Last year I participated in my first triathlon at Average Jo's and I was excited to head back there again this year. I had talked Erin into giving it a try because last year was so fun. This year was also fun, but in a more challenging way.
Erin and I got up early and drove out to Perham. On our way to the park we passed a familiar looking minivan traveling the opposite direction. As they passed I recognized Cassie and wondered if she was having trouble finding the park. Then I saw her turn around in our rear view mirror so I slowed down so she could catch up. When we got to the park there were a few other people there, but not many. We walked over to Cassie's van and said hello to her family before heading over to pick up our packets and to get marked for the race.
After getting our packets we grabbed our gear and headed for the transition area to setup in a good location. We found a spot on the last rack right on the end towards the bike exit. I've heard from other triathletes that it's easiest to be on that end so you don't have to fight getting your bike down the crowded rows during the race. After racking the bikes we then leisurely unpacked all of our other gear. Cassie setup right next to us and kind of followed along with what we were doing. This was her first triathlon too. As we were setting up, I could see the race organizers setting up the buoys for the swim course. Last year the swim stayed near the shore so it was possible to touch the bottom of the lake almost the entire way. This year the course was straight out into the lake.

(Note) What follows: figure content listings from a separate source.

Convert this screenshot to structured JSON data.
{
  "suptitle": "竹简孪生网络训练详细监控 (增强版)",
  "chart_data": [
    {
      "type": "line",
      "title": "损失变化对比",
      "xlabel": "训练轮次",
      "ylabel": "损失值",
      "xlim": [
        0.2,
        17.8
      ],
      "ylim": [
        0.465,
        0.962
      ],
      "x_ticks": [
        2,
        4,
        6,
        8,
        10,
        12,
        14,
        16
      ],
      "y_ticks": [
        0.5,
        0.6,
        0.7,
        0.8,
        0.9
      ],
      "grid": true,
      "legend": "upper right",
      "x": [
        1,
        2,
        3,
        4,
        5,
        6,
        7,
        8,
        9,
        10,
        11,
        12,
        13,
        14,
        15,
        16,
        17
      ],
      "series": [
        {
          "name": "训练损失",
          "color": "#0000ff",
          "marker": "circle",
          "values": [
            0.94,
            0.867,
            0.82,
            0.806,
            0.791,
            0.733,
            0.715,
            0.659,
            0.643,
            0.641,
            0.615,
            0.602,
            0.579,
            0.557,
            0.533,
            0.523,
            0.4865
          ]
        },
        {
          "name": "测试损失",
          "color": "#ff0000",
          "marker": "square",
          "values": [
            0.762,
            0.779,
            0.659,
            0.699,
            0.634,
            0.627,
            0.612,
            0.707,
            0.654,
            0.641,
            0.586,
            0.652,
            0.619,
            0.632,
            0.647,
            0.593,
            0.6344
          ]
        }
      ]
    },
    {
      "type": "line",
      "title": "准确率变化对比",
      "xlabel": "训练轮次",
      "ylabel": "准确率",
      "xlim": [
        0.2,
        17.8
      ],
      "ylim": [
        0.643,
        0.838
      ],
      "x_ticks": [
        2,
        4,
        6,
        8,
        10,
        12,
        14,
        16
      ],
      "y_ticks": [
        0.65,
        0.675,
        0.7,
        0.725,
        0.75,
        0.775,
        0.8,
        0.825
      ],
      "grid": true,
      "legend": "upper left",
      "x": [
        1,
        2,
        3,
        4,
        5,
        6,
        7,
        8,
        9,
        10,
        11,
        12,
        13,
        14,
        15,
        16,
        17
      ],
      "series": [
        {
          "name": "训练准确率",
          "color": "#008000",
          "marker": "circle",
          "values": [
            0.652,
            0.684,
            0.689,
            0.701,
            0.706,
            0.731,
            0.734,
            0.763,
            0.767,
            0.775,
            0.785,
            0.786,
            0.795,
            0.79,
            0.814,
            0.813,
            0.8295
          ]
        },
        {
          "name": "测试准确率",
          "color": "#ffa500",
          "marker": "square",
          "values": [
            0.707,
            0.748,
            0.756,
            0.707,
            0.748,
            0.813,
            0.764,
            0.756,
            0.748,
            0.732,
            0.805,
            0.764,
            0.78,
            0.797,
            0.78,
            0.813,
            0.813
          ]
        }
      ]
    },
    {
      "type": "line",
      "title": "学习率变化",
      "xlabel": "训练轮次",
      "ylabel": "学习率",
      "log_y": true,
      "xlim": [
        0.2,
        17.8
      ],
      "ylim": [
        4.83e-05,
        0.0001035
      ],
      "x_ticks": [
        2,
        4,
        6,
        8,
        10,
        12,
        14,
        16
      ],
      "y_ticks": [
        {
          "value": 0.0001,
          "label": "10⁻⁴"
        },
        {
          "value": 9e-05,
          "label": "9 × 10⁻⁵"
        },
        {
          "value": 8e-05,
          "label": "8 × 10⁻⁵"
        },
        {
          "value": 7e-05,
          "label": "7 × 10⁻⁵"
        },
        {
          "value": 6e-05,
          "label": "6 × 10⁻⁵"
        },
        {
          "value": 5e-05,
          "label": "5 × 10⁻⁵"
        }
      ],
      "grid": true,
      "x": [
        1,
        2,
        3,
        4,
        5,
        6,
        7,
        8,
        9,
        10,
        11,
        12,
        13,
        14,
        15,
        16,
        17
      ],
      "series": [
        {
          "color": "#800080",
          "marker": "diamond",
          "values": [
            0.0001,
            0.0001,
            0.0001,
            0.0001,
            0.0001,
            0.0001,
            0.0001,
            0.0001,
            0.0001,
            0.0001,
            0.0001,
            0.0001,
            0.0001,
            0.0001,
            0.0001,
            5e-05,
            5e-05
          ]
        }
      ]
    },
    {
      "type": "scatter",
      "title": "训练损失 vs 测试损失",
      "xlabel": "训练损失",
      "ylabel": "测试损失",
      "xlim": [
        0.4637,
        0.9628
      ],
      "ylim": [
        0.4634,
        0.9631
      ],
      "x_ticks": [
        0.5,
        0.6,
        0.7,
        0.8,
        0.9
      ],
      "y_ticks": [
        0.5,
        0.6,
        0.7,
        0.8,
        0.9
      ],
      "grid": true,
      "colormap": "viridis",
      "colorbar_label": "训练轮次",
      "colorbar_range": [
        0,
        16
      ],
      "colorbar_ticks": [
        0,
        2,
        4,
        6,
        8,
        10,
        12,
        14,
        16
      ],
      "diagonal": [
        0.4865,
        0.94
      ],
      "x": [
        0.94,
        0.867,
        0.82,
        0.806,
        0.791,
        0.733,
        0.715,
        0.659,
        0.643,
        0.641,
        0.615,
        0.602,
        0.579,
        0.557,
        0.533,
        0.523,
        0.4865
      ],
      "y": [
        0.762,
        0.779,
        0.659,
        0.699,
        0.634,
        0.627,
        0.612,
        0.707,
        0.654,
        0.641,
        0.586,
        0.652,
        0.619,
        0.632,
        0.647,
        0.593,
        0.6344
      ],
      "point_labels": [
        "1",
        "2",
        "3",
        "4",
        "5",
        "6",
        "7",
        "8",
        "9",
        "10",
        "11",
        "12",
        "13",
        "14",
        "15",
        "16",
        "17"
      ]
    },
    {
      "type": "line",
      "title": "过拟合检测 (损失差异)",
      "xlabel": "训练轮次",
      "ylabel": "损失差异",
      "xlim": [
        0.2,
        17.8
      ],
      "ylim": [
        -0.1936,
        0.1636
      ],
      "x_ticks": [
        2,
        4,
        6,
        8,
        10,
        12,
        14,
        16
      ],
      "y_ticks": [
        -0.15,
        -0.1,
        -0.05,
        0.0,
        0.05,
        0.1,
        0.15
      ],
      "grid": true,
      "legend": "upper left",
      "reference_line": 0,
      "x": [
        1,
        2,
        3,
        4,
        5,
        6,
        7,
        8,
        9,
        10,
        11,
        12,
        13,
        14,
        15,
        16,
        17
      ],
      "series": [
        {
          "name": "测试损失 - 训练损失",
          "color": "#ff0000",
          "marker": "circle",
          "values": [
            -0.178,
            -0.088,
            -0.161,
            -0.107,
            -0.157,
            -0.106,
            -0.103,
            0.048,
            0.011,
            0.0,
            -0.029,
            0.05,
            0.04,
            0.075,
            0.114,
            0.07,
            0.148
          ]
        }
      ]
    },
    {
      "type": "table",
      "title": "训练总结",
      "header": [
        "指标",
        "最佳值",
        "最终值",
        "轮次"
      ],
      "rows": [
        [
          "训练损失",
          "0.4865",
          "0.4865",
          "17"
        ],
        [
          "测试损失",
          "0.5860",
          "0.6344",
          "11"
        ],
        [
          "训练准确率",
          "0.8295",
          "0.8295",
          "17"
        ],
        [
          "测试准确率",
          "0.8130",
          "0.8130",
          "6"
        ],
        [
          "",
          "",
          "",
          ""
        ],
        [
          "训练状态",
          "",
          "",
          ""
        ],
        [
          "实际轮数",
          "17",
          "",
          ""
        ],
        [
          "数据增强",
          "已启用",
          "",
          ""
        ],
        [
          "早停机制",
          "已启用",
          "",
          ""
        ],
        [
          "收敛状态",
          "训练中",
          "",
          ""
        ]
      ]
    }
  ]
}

As the start time got closer Erin and I decided to head into the water to get used to it while Cassie decided that she would stay out of the lake until the event started. We were told the water temperature was 66°, based on feel it was colder then it was the previous year and colder then the water at liberty where I was wearing a wet suit. Erin was shivering almost immediately, but I seemed to tolerate the cold fairly well. After being in for a couple of minutes I was quite comfortable.
When the race started I made the decision to walk as far as I could into the lake to minimize the amount of swimming I would have to do. I hoped I would be able to make it to the first buoy but that was overly optimistic. When I was forced to start swimming I did better mentally then I did during the 1.2 mile swim a few weeks prior. Knowing that I made it through that definitely helped my confidence and I was relaxed enough to put my head in and swim properly for a while. When I finally emerged from the lake I was near the back of the pack, 150th out of 170 participants.
After jogging up the hill to the transition area I dried off as best I could before putting my biking shoes on. I struggled to put on my spandex top and red Dick Beardsley shirt before heading out on the bike. The bike course has a gravel road on a hill at the start and end. This year the gravel was very soft and made keeping momentum difficult and had me concerned about tipping over once I was clipped into the pedals. Once I cleared the gravel I started to fly. I was a bit tired from the swim, but it didn't seem to effect me too much. Throughout the entire 12 miles I kept moving up the field and by the time the bike had finished I had passed 63 people. On the way back up the hill I stalled out about halfway up and decided just to run the bike back to the transition area rather then risk tipping over. I shed my bike shoes, put on my running shoes and Garmin and headed out on the run.
As I started the run I was dripping sweat from the bike and out of breath. The run starts down a hill and my legs had some difficulty remembering just what running felt like. Once I had the downhill behind me I started to find a rhythm and build speed. After going so fast on the bike it felt like I was crawling along, but I was holding a solid pace just under 10 minute miles. I was able to hold this pace throughout the run until near the end when I came across a guy who looked like he was struggling. He had started to walk which allowed me to catch him. When I was along side of him I told him that we should run the downhill and could walk the uphill. When we made it to the uphill I convinced him to push a little longer and get to the top. I kept pushing him along in this fashion until we were close enough to sprint to the finish line. I felt really good about getting him to the finish line a step in front of me.